James Sexton is charged with obstruction of justice related to an incident involving an inmate working as an FBI informant.

According to prosecutors, a group of deputies learned an inmate at Men's Central Jail, Anthony Brown, was working as an informant for the FBI. The FBI was investigating corruption--such as deputies smuggling contraband into the jails--and civil rights violations that included deputies beating inmates.

Prosecutors say when deputies learned Brown was an informant, they interviewed him, took his cell phone away, and fudged records to make it look like he'd been released from jail. Meanwhile, Brown was being moved from jail to jail under a false name.

Sexton is accused of helping falsify records, keeping watch over a hidden Brown, and denying access to FBI agents who arrived at the jail to talk with Brown.

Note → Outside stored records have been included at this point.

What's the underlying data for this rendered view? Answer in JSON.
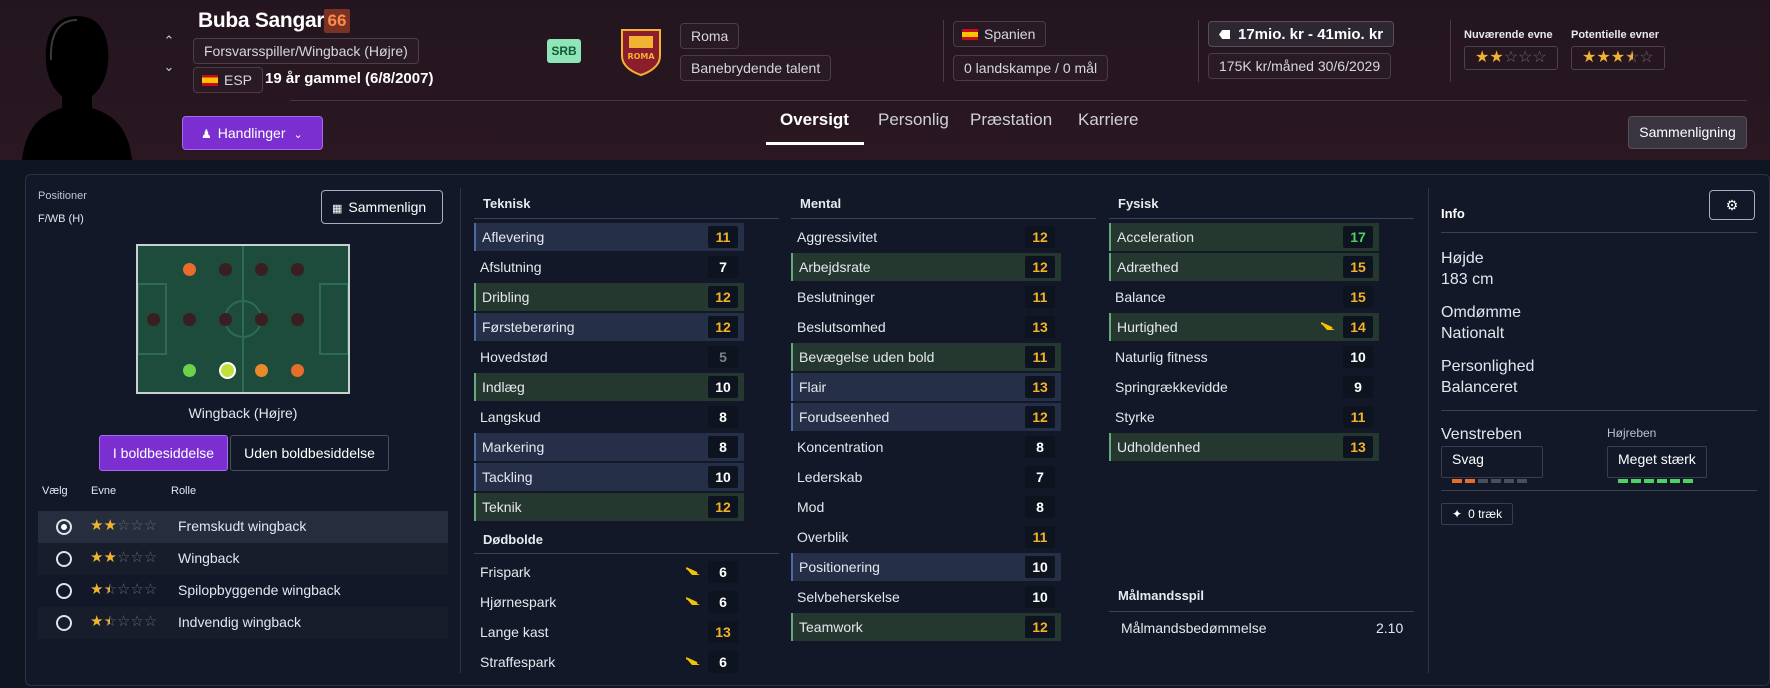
{
  "player": {
    "name": "Buba Sangaré",
    "ca": "66",
    "position": "Forsvarsspiller/Wingback (Højre)",
    "nation_code": "ESP",
    "age_text": "19 år gammel (6/8/2007)",
    "role_badge": "SRB"
  },
  "club": {
    "name": "Roma",
    "status": "Banebrydende talent",
    "crest_text": "ROMA"
  },
  "nation": {
    "country": "Spanien",
    "caps": "0 landskampe / 0 mål"
  },
  "contract": {
    "value": "17mio. kr - 41mio. kr",
    "wage": "175K kr/måned",
    "expires": "30/6/2029"
  },
  "ability": {
    "current_label": "Nuværende evne",
    "potential_label": "Potentielle evner",
    "current_stars": 2,
    "potential_stars": 3.5
  },
  "header": {
    "actions_label": "Handlinger",
    "compare_label": "Sammenligning",
    "tabs": [
      "Oversigt",
      "Personlig",
      "Præstation",
      "Karriere"
    ]
  },
  "positions": {
    "title": "Positioner",
    "code": "F/WB (H)",
    "compare_button": "Sammenlign",
    "selected_role": "Wingback (Højre)",
    "in_possession": "I boldbesiddelse",
    "out_possession": "Uden boldbesiddelse",
    "col_select": "Vælg",
    "col_ability": "Evne",
    "col_role": "Rolle",
    "roles": [
      {
        "name": "Fremskudt wingback",
        "stars": 2,
        "selected": true
      },
      {
        "name": "Wingback",
        "stars": 2,
        "selected": false
      },
      {
        "name": "Spilopbyggende wingback",
        "stars": 1.5,
        "selected": false
      },
      {
        "name": "Indvendig wingback",
        "stars": 1.5,
        "selected": false
      }
    ]
  },
  "technical": {
    "title": "Teknisk",
    "items": [
      {
        "name": "Aflevering",
        "value": "11"
      },
      {
        "name": "Afslutning",
        "value": "7"
      },
      {
        "name": "Dribling",
        "value": "12"
      },
      {
        "name": "Førsteberøring",
        "value": "12"
      },
      {
        "name": "Hovedstød",
        "value": "5"
      },
      {
        "name": "Indlæg",
        "value": "10"
      },
      {
        "name": "Langskud",
        "value": "8"
      },
      {
        "name": "Markering",
        "value": "8"
      },
      {
        "name": "Tackling",
        "value": "10"
      },
      {
        "name": "Teknik",
        "value": "12"
      }
    ]
  },
  "setpieces": {
    "title": "Dødbolde",
    "items": [
      {
        "name": "Frispark",
        "value": "6"
      },
      {
        "name": "Hjørnespark",
        "value": "6"
      },
      {
        "name": "Lange kast",
        "value": "13"
      },
      {
        "name": "Straffespark",
        "value": "6"
      }
    ]
  },
  "mental": {
    "title": "Mental",
    "items": [
      {
        "name": "Aggressivitet",
        "value": "12"
      },
      {
        "name": "Arbejdsrate",
        "value": "12"
      },
      {
        "name": "Beslutninger",
        "value": "11"
      },
      {
        "name": "Beslutsomhed",
        "value": "13"
      },
      {
        "name": "Bevægelse uden bold",
        "value": "11"
      },
      {
        "name": "Flair",
        "value": "13"
      },
      {
        "name": "Forudseenhed",
        "value": "12"
      },
      {
        "name": "Koncentration",
        "value": "8"
      },
      {
        "name": "Lederskab",
        "value": "7"
      },
      {
        "name": "Mod",
        "value": "8"
      },
      {
        "name": "Overblik",
        "value": "11"
      },
      {
        "name": "Positionering",
        "value": "10"
      },
      {
        "name": "Selvbeherskelse",
        "value": "10"
      },
      {
        "name": "Teamwork",
        "value": "12"
      }
    ]
  },
  "physical": {
    "title": "Fysisk",
    "items": [
      {
        "name": "Acceleration",
        "value": "17"
      },
      {
        "name": "Adræthed",
        "value": "15"
      },
      {
        "name": "Balance",
        "value": "15"
      },
      {
        "name": "Hurtighed",
        "value": "14"
      },
      {
        "name": "Naturlig fitness",
        "value": "10"
      },
      {
        "name": "Springrækkevidde",
        "value": "9"
      },
      {
        "name": "Styrke",
        "value": "11"
      },
      {
        "name": "Udholdenhed",
        "value": "13"
      }
    ]
  },
  "goalkeeping": {
    "title": "Målmandsspil",
    "rating_label": "Målmandsbedømmelse",
    "rating_value": "2.10"
  },
  "info": {
    "title": "Info",
    "height_label": "Højde",
    "height": "183 cm",
    "reputation_label": "Omdømme",
    "reputation": "Nationalt",
    "personality_label": "Personlighed",
    "personality": "Balanceret",
    "left_foot_label": "Venstreben",
    "left_foot": "Svag",
    "right_foot_label": "Højreben",
    "right_foot": "Meget stærk",
    "traits": "0 træk"
  }
}
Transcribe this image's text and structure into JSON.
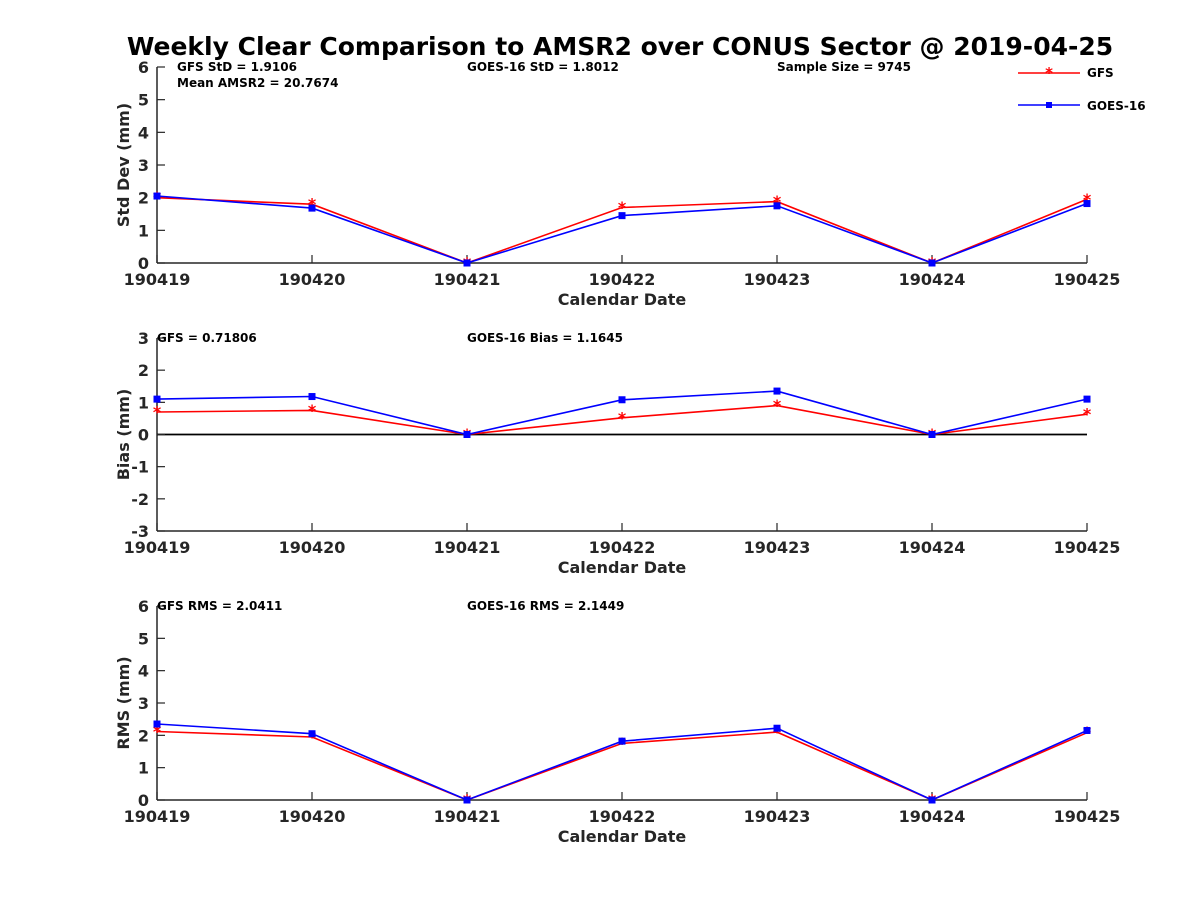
{
  "title": "Weekly Clear Comparison to AMSR2 over CONUS Sector @ 2019-04-25",
  "legend": [
    {
      "name": "GFS",
      "color": "#ff0000",
      "marker": "asterisk"
    },
    {
      "name": "GOES-16",
      "color": "#0000ff",
      "marker": "square"
    }
  ],
  "chart_data": [
    {
      "type": "line",
      "xlabel": "Calendar Date",
      "ylabel": "Std Dev (mm)",
      "ylim": [
        0,
        6
      ],
      "yticks": [
        0,
        1,
        2,
        3,
        4,
        5,
        6
      ],
      "zero_line": false,
      "x": [
        "190419",
        "190420",
        "190421",
        "190422",
        "190423",
        "190424",
        "190425"
      ],
      "series": [
        {
          "name": "GFS",
          "color": "#ff0000",
          "values": [
            2.0,
            1.8,
            0.0,
            1.7,
            1.88,
            0.0,
            1.95
          ]
        },
        {
          "name": "GOES-16",
          "color": "#0000ff",
          "values": [
            2.05,
            1.68,
            0.0,
            1.45,
            1.75,
            0.0,
            1.82
          ]
        }
      ],
      "annotations": {
        "left": [
          "GFS StD = 1.9106",
          "Mean AMSR2 = 20.7674"
        ],
        "middle": "GOES-16 StD = 1.8012",
        "right": "Sample Size = 9745"
      }
    },
    {
      "type": "line",
      "xlabel": "Calendar Date",
      "ylabel": "Bias (mm)",
      "ylim": [
        -3,
        3
      ],
      "yticks": [
        -3,
        -2,
        -1,
        0,
        1,
        2,
        3
      ],
      "zero_line": true,
      "x": [
        "190419",
        "190420",
        "190421",
        "190422",
        "190423",
        "190424",
        "190425"
      ],
      "series": [
        {
          "name": "GFS",
          "color": "#ff0000",
          "values": [
            0.7,
            0.75,
            0.0,
            0.52,
            0.9,
            0.0,
            0.63
          ]
        },
        {
          "name": "GOES-16",
          "color": "#0000ff",
          "values": [
            1.1,
            1.18,
            0.0,
            1.08,
            1.35,
            0.0,
            1.1
          ]
        }
      ],
      "annotations": {
        "left": [
          "GFS = 0.71806"
        ],
        "middle": "GOES-16 Bias  = 1.1645",
        "right": ""
      }
    },
    {
      "type": "line",
      "xlabel": "Calendar Date",
      "ylabel": "RMS (mm)",
      "ylim": [
        0,
        6
      ],
      "yticks": [
        0,
        1,
        2,
        3,
        4,
        5,
        6
      ],
      "zero_line": false,
      "x": [
        "190419",
        "190420",
        "190421",
        "190422",
        "190423",
        "190424",
        "190425"
      ],
      "series": [
        {
          "name": "GFS",
          "color": "#ff0000",
          "values": [
            2.12,
            1.95,
            0.0,
            1.75,
            2.1,
            0.0,
            2.08
          ]
        },
        {
          "name": "GOES-16",
          "color": "#0000ff",
          "values": [
            2.35,
            2.05,
            0.0,
            1.82,
            2.22,
            0.0,
            2.15
          ]
        }
      ],
      "annotations": {
        "left": [
          "GFS RMS = 2.0411"
        ],
        "middle": "GOES-16 RMS = 2.1449",
        "right": ""
      }
    }
  ]
}
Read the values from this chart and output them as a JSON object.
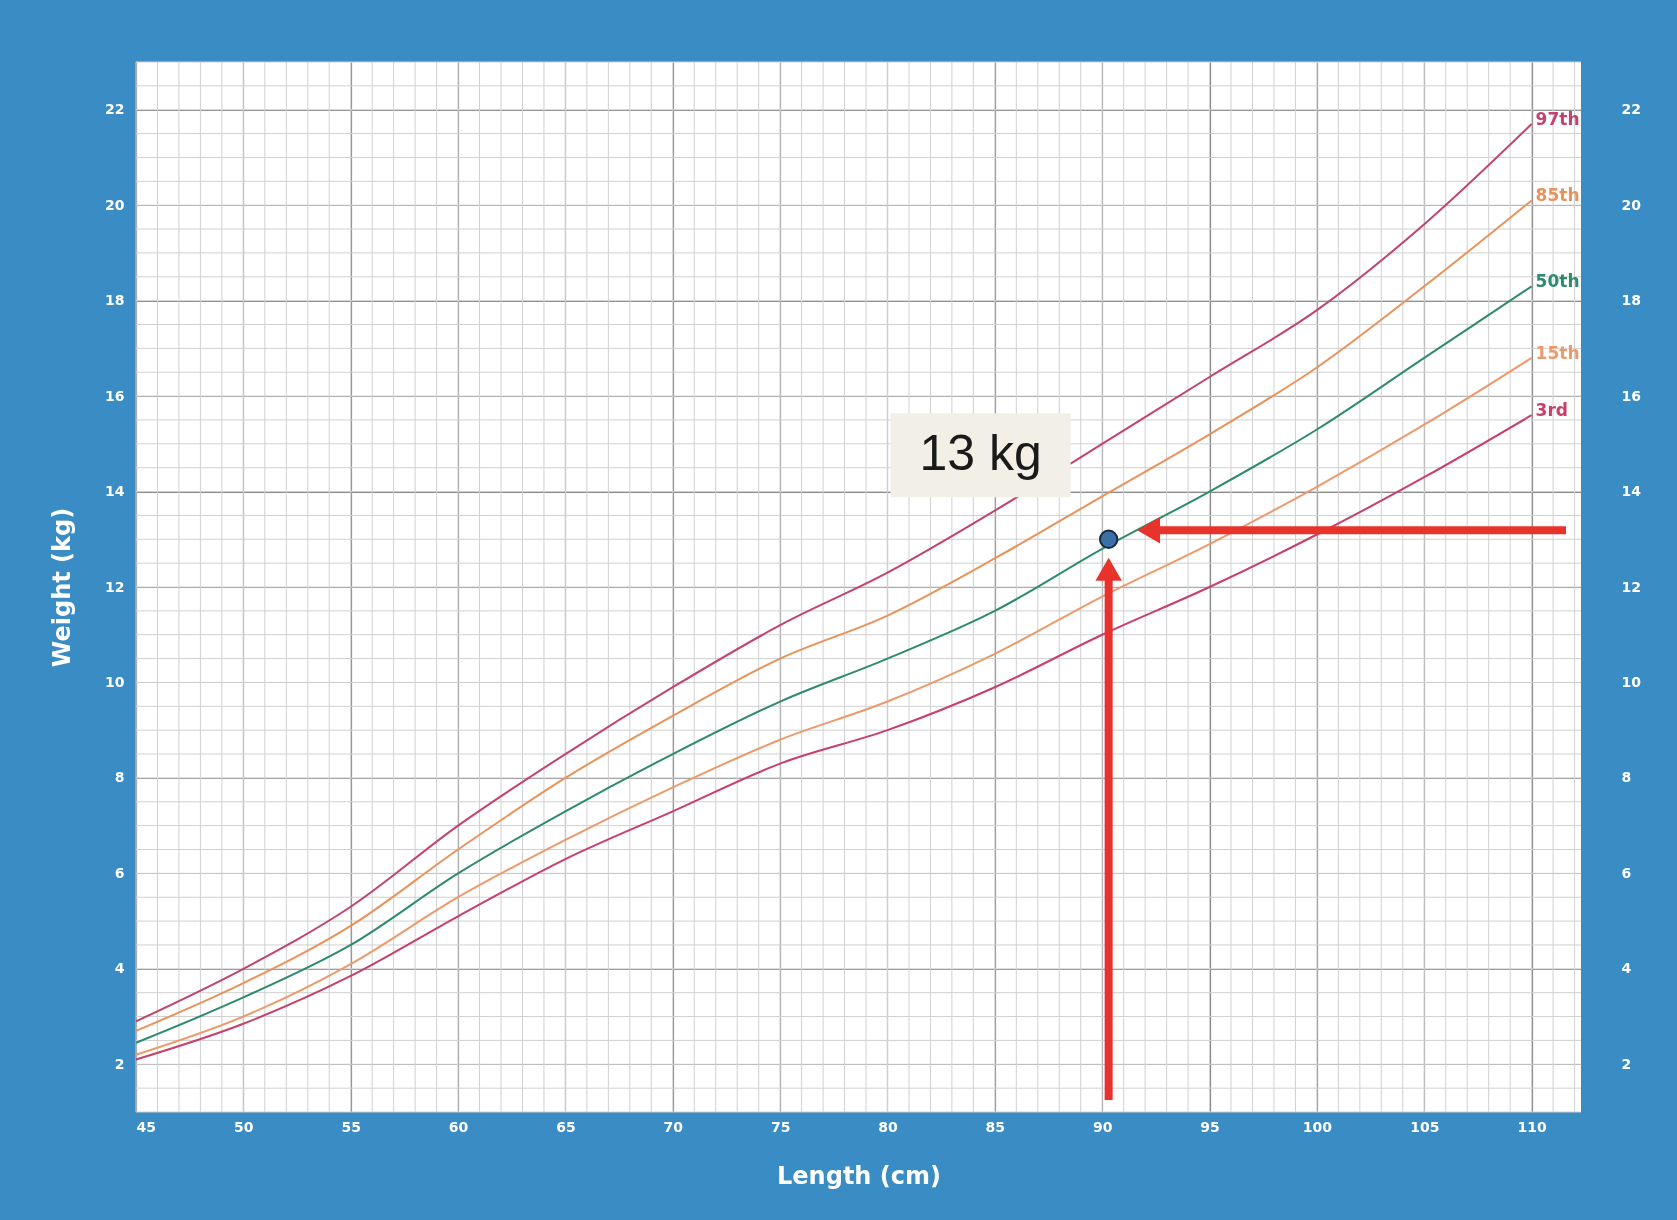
{
  "chart_data": {
    "type": "line",
    "xlabel": "Length (cm)",
    "ylabel": "Weight (kg)",
    "x": [
      45,
      50,
      55,
      60,
      65,
      70,
      75,
      80,
      85,
      90,
      95,
      100,
      105,
      110
    ],
    "series": [
      {
        "name": "97th",
        "color": "#c2446c",
        "values": [
          2.9,
          4.0,
          5.3,
          7.0,
          8.5,
          9.9,
          11.2,
          12.3,
          13.6,
          15.0,
          16.4,
          17.8,
          19.6,
          21.7
        ]
      },
      {
        "name": "85th",
        "color": "#e8935c",
        "values": [
          2.7,
          3.7,
          4.9,
          6.5,
          8.0,
          9.3,
          10.5,
          11.4,
          12.6,
          13.9,
          15.2,
          16.6,
          18.3,
          20.1
        ]
      },
      {
        "name": "50th",
        "color": "#2e8b6e",
        "values": [
          2.45,
          3.4,
          4.5,
          6.0,
          7.3,
          8.5,
          9.6,
          10.5,
          11.5,
          12.8,
          14.0,
          15.3,
          16.8,
          18.3
        ]
      },
      {
        "name": "15th",
        "color": "#ec9a6c",
        "values": [
          2.2,
          3.0,
          4.1,
          5.5,
          6.7,
          7.8,
          8.8,
          9.6,
          10.6,
          11.8,
          12.9,
          14.1,
          15.4,
          16.8
        ]
      },
      {
        "name": "3rd",
        "color": "#c83f6a",
        "values": [
          2.1,
          2.85,
          3.85,
          5.1,
          6.3,
          7.3,
          8.3,
          9.0,
          9.9,
          11.0,
          12.0,
          13.1,
          14.3,
          15.6
        ]
      },
      {
        "type": "scatter",
        "color": "#3a6fa8",
        "x": [
          90.3
        ],
        "values": [
          13
        ]
      }
    ],
    "annotations": [
      "13 kg"
    ],
    "xlim": [
      45,
      112.3
    ],
    "ylim": [
      1,
      23
    ],
    "y2lim": [
      1,
      23
    ],
    "xticks": [
      45,
      50,
      55,
      60,
      65,
      70,
      75,
      80,
      85,
      90,
      95,
      100,
      105,
      110
    ],
    "yticks": [
      2,
      4,
      6,
      8,
      10,
      12,
      14,
      16,
      18,
      20,
      22
    ],
    "y2ticks": [
      2,
      4,
      6,
      8,
      10,
      12,
      14,
      16,
      18,
      20,
      22
    ],
    "grid": true
  }
}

He later approached the FBI with his concerns over the episode, but nevertheless was charged as part of a larger obstruction of justice case against seven deputies allegedly involved in hiding Brown. 

Sexton's defense attorney's are expected to argue he was following orders from higher ups, that he was unaware he was being investigated when he cooperated with the FBI, and that he did not intend to obstruct justice, as evidenced by his later cooperation with federal authorities. 

The remaining six deputies in the case are expected to go to trial when Sexton's trial concludes.